Our values are re-integrated after being disintegrated in the spiritual wastelands where we had been living. Our good earthly values in time and space fall into the proper place in the eternal schema of the Divine Order in the Kingdom. That order, threaded together in the Holy Spirit, illuminates and brings life to the whole through unity in the one Divine Principle End, Who is God. Further, we see the authentic order of the saints, such as Sts. Joan and Thérèse, the angels, the Blessed Virgin Mary, and upward to Jesus Christ, our Divine King. We rightfully offer our honor of dulia and hyper-dulia to our saintly sisters and our Mother the Queen, along with the adoration of latria to our King, Christ Jesus, and the whole of the Trinity through Him.
This ennobling Kingdom is opened to us through that equanimity that keens our discernment in the spiritual life.
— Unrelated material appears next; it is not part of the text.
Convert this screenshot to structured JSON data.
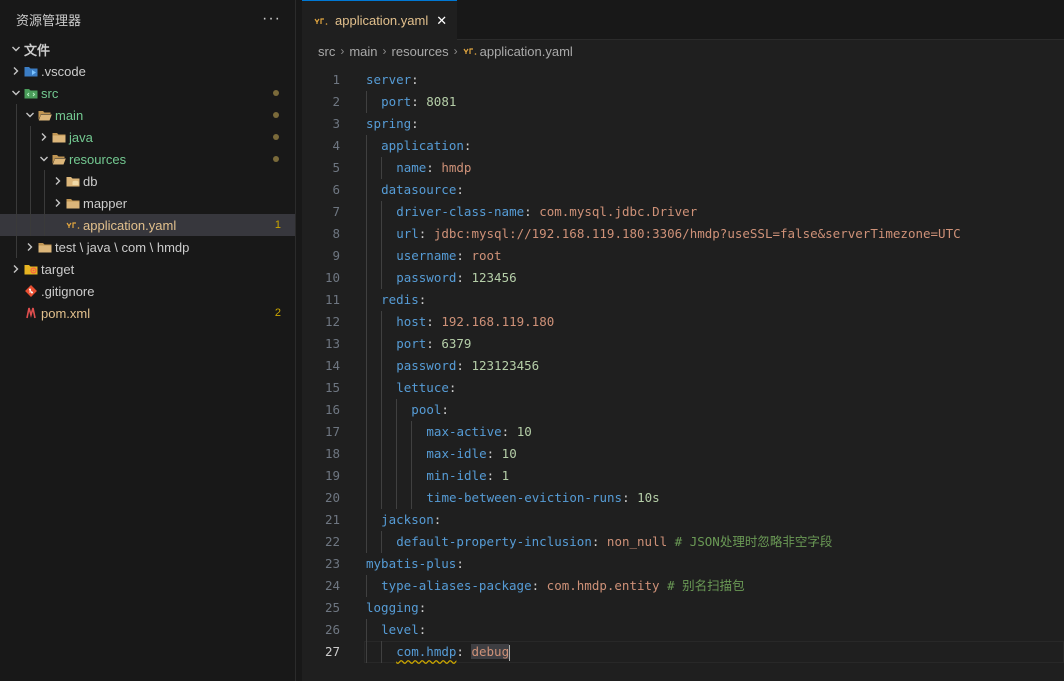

In their combined spirituality, the Dove and Rose provide us with a truly magnificent and beautiful foundation for a peaceful surrender to the will of Jesus Christ, if only we will take their hands long enough and in obedience to the Trail of the Dogmatic Creed. In my case, by sensing Mystical France somewhere over the horizon, reflecting in a graceful beauty from the waters in that Kingdom, my desires are unified toward the one goal of obtaining it. All other desires, even authentic ones, are subordinated to it. I don't care if it is obtained through being forgotten on Mount Carmel or storming the bastille walls to free Orléans.
Mysteriously, that serenity of spirit helps me fly toward my goal, with St. Joan holding one hand and St. Thérèse holding the other. It just may be that the secret to eliminating friction and soaring with joyful freedom is that I never receive a final answer but that I only stay balanced in the asking. For, knowing the answer to the question of whether it is Mount Carmel or Orléans toward which I should lean is likely a subordinated principle to that of obtaining a serene balance to fly. Simply saying, "whatever You wish, Lord," keeps me soaring with hands and arms locked tightly in spirit to Sts. Joan and Thérèse, our Dove and Rose. You may fly with them to a different field in the Kingdom of God. Yet, whatever our respective destinations in the Great land, I do not doubt we are all in "good hands."
"To Jesus through Mary in the friendship and sisterly care of Sts. Joan and Thérèse"!